Thanks to tight restrictions aimed at stopping the spread of COVID-19, foreign athletes, media staffers and officials at the Beijing Winter Olympics will only glimpse everyday life in China from inside the so-called closed loop management system separating them from local residents.
While the Olympic exclusion zone is essentially limited to sports venues, press centers and accommodation, it also affords some visitors a close-up look at one of the most visible symbols of China's growing economic power -- the country's high-speed railway network.
The main Olympic hub in central Beijing is connected to two mountainous snow sports zones by the world's first automated high-speed railway line, featuring a driverless Fuxing bullet train launched in time for the Feb. 4-20 games.
Although the pandemic derailed plans to showcase the state-of-the-art train to Olympic spectators from around the world, it will ferry accredited visitors back and forth from the out-of-town competition zones at speeds of up to 350 kilometers per hour.
The Yanqing venue cluster, 75 km northwest of central Beijing, will host downhill skiing plus bobsled, luge and skeleton, while the Zhangjiakou zone, 180 km from the capital in neighboring Hebei Province, will stage the majority of the skiing and snowboarding events, including ski jumping.
The two Olympic clusters are serviced by the Beijing-Zhangjiakou intercity railway, opened in 2019 along a route mirroring one of China's oldest train lines.
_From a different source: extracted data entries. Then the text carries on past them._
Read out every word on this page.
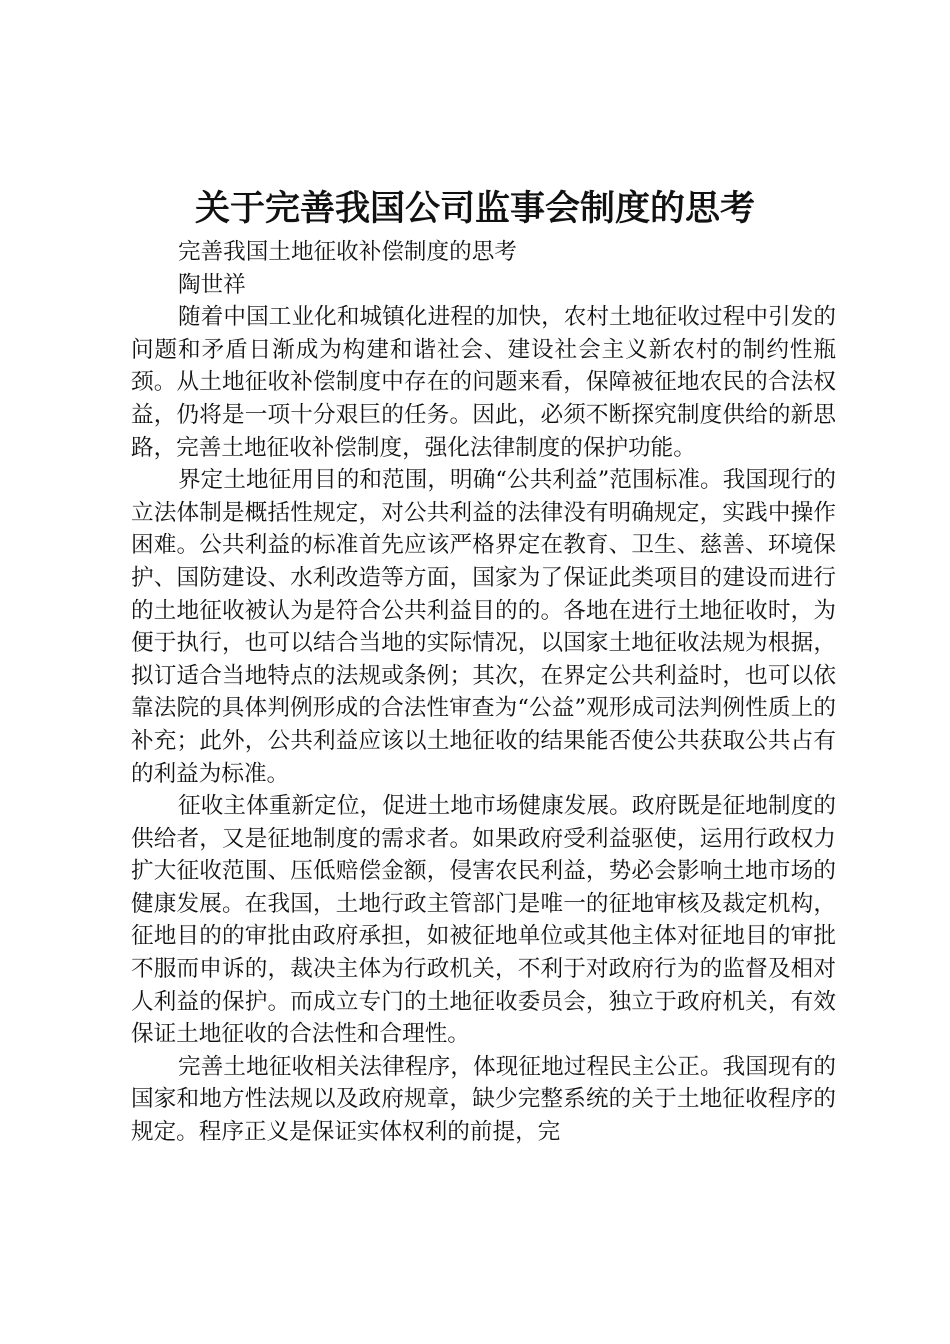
关于完善我国公司监事会制度的思考
完善我国土地征收补偿制度的思考
陶世祥

随着中国工业化和城镇化进程的加快，农村土地征收过程中引发的问题和矛盾日渐成为构建和谐社会、建设社会主义新农村的制约性瓶颈。从土地征收补偿制度中存在的问题来看，保障被征地农民的合法权益，仍将是一项十分艰巨的任务。因此，必须不断探究制度供给的新思路，完善土地征收补偿制度，强化法律制度的保护功能。

界定土地征用目的和范围，明确“公共利益”范围标准。我国现行的立法体制是概括性规定，对公共利益的法律没有明确规定，实践中操作困难。公共利益的标准首先应该严格界定在教育、卫生、慈善、环境保护、国防建设、水利改造等方面，国家为了保证此类项目的建设而进行的土地征收被认为是符合公共利益目的的。各地在进行土地征收时，为便于执行，也可以结合当地的实际情况，以国家土地征收法规为根据，拟订适合当地特点的法规或条例；其次，在界定公共利益时，也可以依靠法院的具体判例形成的合法性审查为“公益”观形成司法判例性质上的补充；此外，公共利益应该以土地征收的结果能否使公共获取公共占有的利益为标准。

征收主体重新定位，促进土地市场健康发展。政府既是征地制度的供给者，又是征地制度的需求者。如果政府受利益驱使，运用行政权力扩大征收范围、压低赔偿金额，侵害农民利益，势必会影响土地市场的健康发展。在我国，土地行政主管部门是唯一的征地审核及裁定机构，征地目的的审批由政府承担，如被征地单位或其他主体对征地目的审批不服而申诉的，裁决主体为行政机关，不利于对政府行为的监督及相对人利益的保护。而成立专门的土地征收委员会，独立于政府机关，有效保证土地征收的合法性和合理性。

完善土地征收相关法律程序，体现征地过程民主公正。我国现有的国家和地方性法规以及政府规章，缺少完整系统的关于土地征收程序的规定。程序正义是保证实体权利的前提，完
After arriving at Beijing's Qinghe Railway Station via designated Olympic bus or taxi, games travelers pass through a separate entrance and waiting area to board the high-speed trains, using carriages segregated from those carrying ordinary passengers.
They quickly leave central Beijing behind, speeding quietly to their destinations in a small fraction of the time required by a car.
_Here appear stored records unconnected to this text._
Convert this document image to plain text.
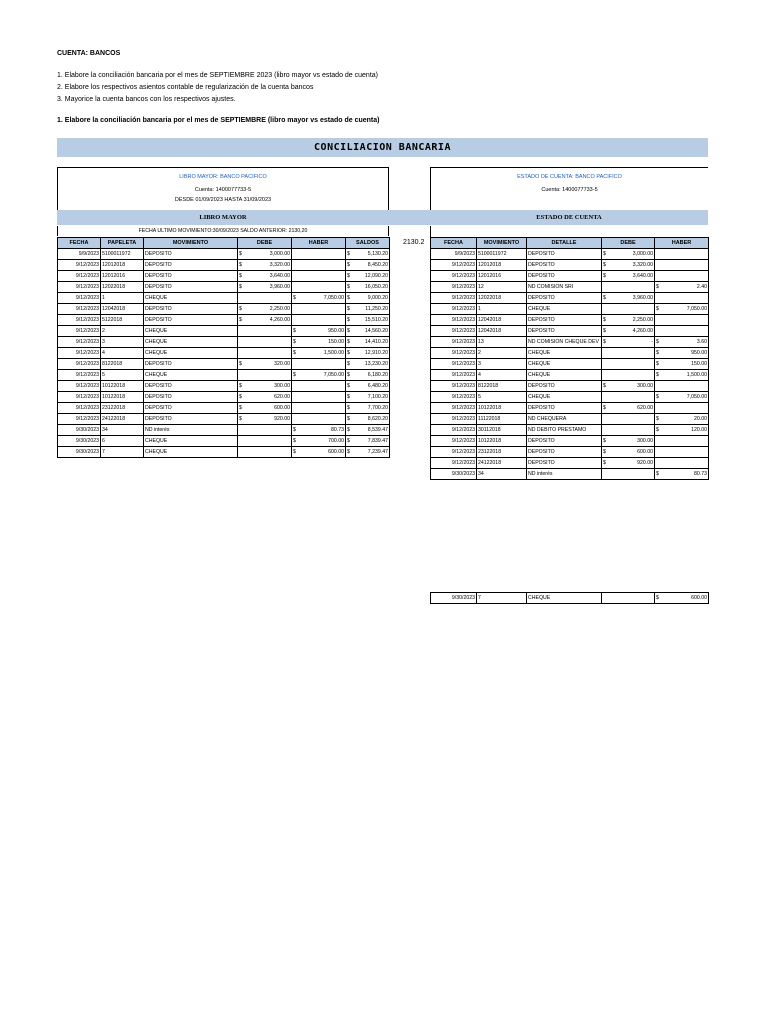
CUENTA: BANCOS
1. Elabore la conciliación bancaria por el mes de SEPTIEMBRE 2023 (libro mayor vs estado de cuenta)
2. Elabore los respectivos asientos contable de regularización de la cuenta bancos
3. Mayorice la cuenta bancos con los respectivos ajustes.
1. Elabore la conciliación bancaria por el mes de SEPTIEMBRE (libro mayor vs estado de cuenta)
CONCILIACION BANCARIA
LIBRO MAYOR: BANCO PACIFICO
Cuenta: 1400077733-5
DESDE 01/09/2023 HASTA 31/09/2023
LIBRO MAYOR
FECHA ULTIMO MOVIMIENTO:30/09/2023 SALDO ANTERIOR: 2130,20
FECHA	PAPELETA	MOVIMIENTO	DEBE	HABER	SALDOS
9/9/2023	5100011972	DEPOSITO	$ 3,000.00		$ 5,130.20

9/12/2023	12012018	DEPOSITO	$ 3,320.00		$ 8,450.20

9/12/2023	12012016	DEPOSITO	$ 3,640.00		$ 12,090.20

9/12/2023	12022018	DEPOSITO	$ 3,960.00		$ 16,050.20

9/12/2023	1	CHEQUE		$ 7,050.00	$ 9,000.20

9/12/2023	12042018	DEPOSITO	$ 2,250.00		$ 11,250.20

9/12/2023	5122018	DEPOSITO	$ 4,260.00		$ 15,510.20

9/12/2023	2	CHEQUE		$ 950.00	$ 14,560.20

9/12/2023	3	CHEQUE		$ 150.00	$ 14,410.20

9/12/2023	4	CHEQUE		$ 1,500.00	$ 12,910.20

9/12/2023	8122018	DEPOSITO	$ 320.00		$ 13,230.20

9/12/2023	5	CHEQUE		$ 7,050.00	$ 6,180.20

9/12/2023	10122018	DEPOSITO	$ 300.00		$ 6,480.20

9/12/2023	10122018	DEPOSITO	$ 620.00		$ 7,100.20

9/12/2023	23122018	DEPOSITO	$ 600.00		$ 7,700.20

9/12/2023	24122018	DEPOSITO	$ 920.00		$ 8,620.20

9/30/2023	34	ND interés		$ 80.73	$ 8,539.47

9/30/2023	6	CHEQUE		$ 700.00	$ 7,839.47

9/30/2023	7	CHEQUE		$ 600.00	$ 7,239.47
2130.2
ESTADO DE CUENTA: BANCO PACIFICO
Cuenta: 1400077733-5
ESTADO DE CUENTA
FECHA	MOVIMIENTO	DETALLE	DEBE	HABER
9/9/2023	5100011972	DEPOSITO	$ 3,000.00	

9/12/2023	12012018	DEPOSITO	$ 3,320.00	

9/12/2023	12012016	DEPOSITO	$ 3,640.00	

9/12/2023	12	ND COMISION SRI		$ 2.40

9/12/2023	12022018	DEPOSITO	$ 3,960.00	

9/12/2023	1	CHEQUE		$ 7,050.00

9/12/2023	12042018	DEPOSITO	$ 2,250.00	

9/12/2023	12042018	DEPOSITO	$ 4,260.00	

9/12/2023	13	ND COMISION CHEQUE DEV	$ -	$ 3.60

9/12/2023	2	CHEQUE		$ 950.00

9/12/2023	3	CHEQUE		$ 150.00

9/12/2023	4	CHEQUE		$ 1,500.00

9/12/2023	8122018	DEPOSITO	$ 300.00	

9/12/2023	5	CHEQUE		$ 7,050.00

9/12/2023	10122018	DEPOSITO	$ 620.00	

9/12/2023	11122018	ND CHEQUERA		$ 20.00

9/12/2023	30112018	ND DEBITO PRESTAMO		$ 120.00

9/12/2023	10122018	DEPOSITO	$ 300.00	

9/12/2023	23122018	DEPOSITO	$ 600.00	

9/12/2023	24122018	DEPOSITO	$ 920.00	

9/30/2023	34	ND interés		$ 80.73
9/30/2023	7	CHEQUE		$	600.00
The state-run China Railway Corporation opened the country's first high-speed line just 14 years ago, but the network has since expanded at a remarkable rate and become a major source of national pride.
According to state media, China has laid 40,000 km of domestic high-speed railway, dwarfing all other nations, and it plans to add another 1,400 km by the end of 2022.
The country's railway infrastructure prowess has also become a key component of its international development projects, with Chinese-built railways in service in several Asian and African countries, and more under construction as part of the wide-ranging Belt and Road Initiative.
Foreign media members riding from Beijing to Zhangjiakou a few days before the start of the games took away a positive first impression of the new bullet train.
"It's so quiet and elegant," remarked Milan Jovanovic, covering the games for Slovenian television. "Our trains are many years behind."
Russian TV presenter Daniil Levin said the Fuxing compared favorably to high-speed services in his home country.
"In Russia, you are only going 200 kilometers per hour and it is not as smooth as this," said Levin, who was somewhat less impressed by other aspects of his journey within the closed loop.
"We had to wait inside a small waiting room (at Qinghe Station) with no toilet for half an hour. That was not so good," he said.
The high-speed line connecting the Olympic zones is set to have a lasting impact beyond the games, with some subway and intercity lines becoming better integrated with the bullet train network as a result of its construction.